Стащив рукавицу, лесник взял холодный, налитый до самых краев, стакан, помедлил под испытующими, любопытствующими взглядами и, словно подталкиваемый каким-то ловким бесом, старым испытанным приемом, в один длинный глоток, влил обжигающую с мороза, отливающую синью водку в горло, усадисто крякнул, вытер рукавицей губы, затем взял успевший слегка подморозиться огурец, откусил, пожевал, неожиданно подмигнул щупленькому Ганьке, полуоткрывшему рот и вытаращившемуся на старого лесника. Тут всеобщее молчание сменилось шумным оживлением, Ганька, притопывая валенками, одобрительно захлопал по полам своего полушубка, а сам Махнач расплылся в уважительной улыбке.

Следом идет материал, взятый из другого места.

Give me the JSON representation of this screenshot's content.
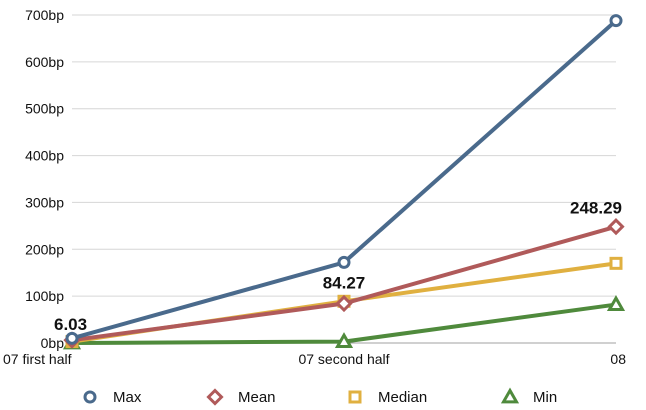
{
  "chart_data": {
    "type": "line",
    "title": "",
    "xlabel": "",
    "ylabel": "",
    "categories": [
      "07 first half",
      "07 second half",
      "08"
    ],
    "ylim": [
      0,
      700
    ],
    "yticks": [
      0,
      100,
      200,
      300,
      400,
      500,
      600,
      700
    ],
    "ytick_labels": [
      "0bp",
      "100bp",
      "200bp",
      "300bp",
      "400bp",
      "500bp",
      "600bp",
      "700bp"
    ],
    "grid": true,
    "legend_position": "bottom",
    "series": [
      {
        "name": "Max",
        "values": [
          10,
          172,
          688
        ],
        "color": "#4a6a8c",
        "marker": "circle"
      },
      {
        "name": "Mean",
        "values": [
          6.03,
          84.27,
          248.29
        ],
        "color": "#b05a5a",
        "marker": "diamond"
      },
      {
        "name": "Median",
        "values": [
          3,
          89,
          170
        ],
        "color": "#e0b040",
        "marker": "square"
      },
      {
        "name": "Min",
        "values": [
          0,
          3,
          82
        ],
        "color": "#4f8a3c",
        "marker": "triangle"
      }
    ],
    "annotations": [
      {
        "series": "Mean",
        "index": 0,
        "text": "6.03"
      },
      {
        "series": "Mean",
        "index": 1,
        "text": "84.27"
      },
      {
        "series": "Mean",
        "index": 2,
        "text": "248.29"
      }
    ]
  }
}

– Ну дед, ну дед! – сказал он в высшей степени одобрения. – Какой же ты в силе-то был, а, дед?
– В твои-то годы, Фрол, я делом мужицким занимался, какое от роду мужику дадено, – сказал лесник, намереваясь распрощаться с веселой компанией и идти дальше. – Все одно ведь попадешься, других за собой потянешь… Подумали бы вы, ребятки… И чего не хватает?
– Ладно, ладно, дед, опять за свое! – зашумел Махнач, перехватывая момент и сразу; же поворачивая разговор в другую сторону. – У тебя свое было, у нас теперь свое, меняться с тобой не собираемся, ты лучше скажи: что это там, в лесу-то, затеяли, а? Вышки-то зачем ставят, сам видел, железная башня торчит в одном месте – под самые тебе небеса! А-а? Какую они, еще там чертовщину удумали? Говорят, – скоро и в лес не зайдешь, сразу тебя в два прихлопа вышибут назад. Ты, дед Захар, ничего не слыхал?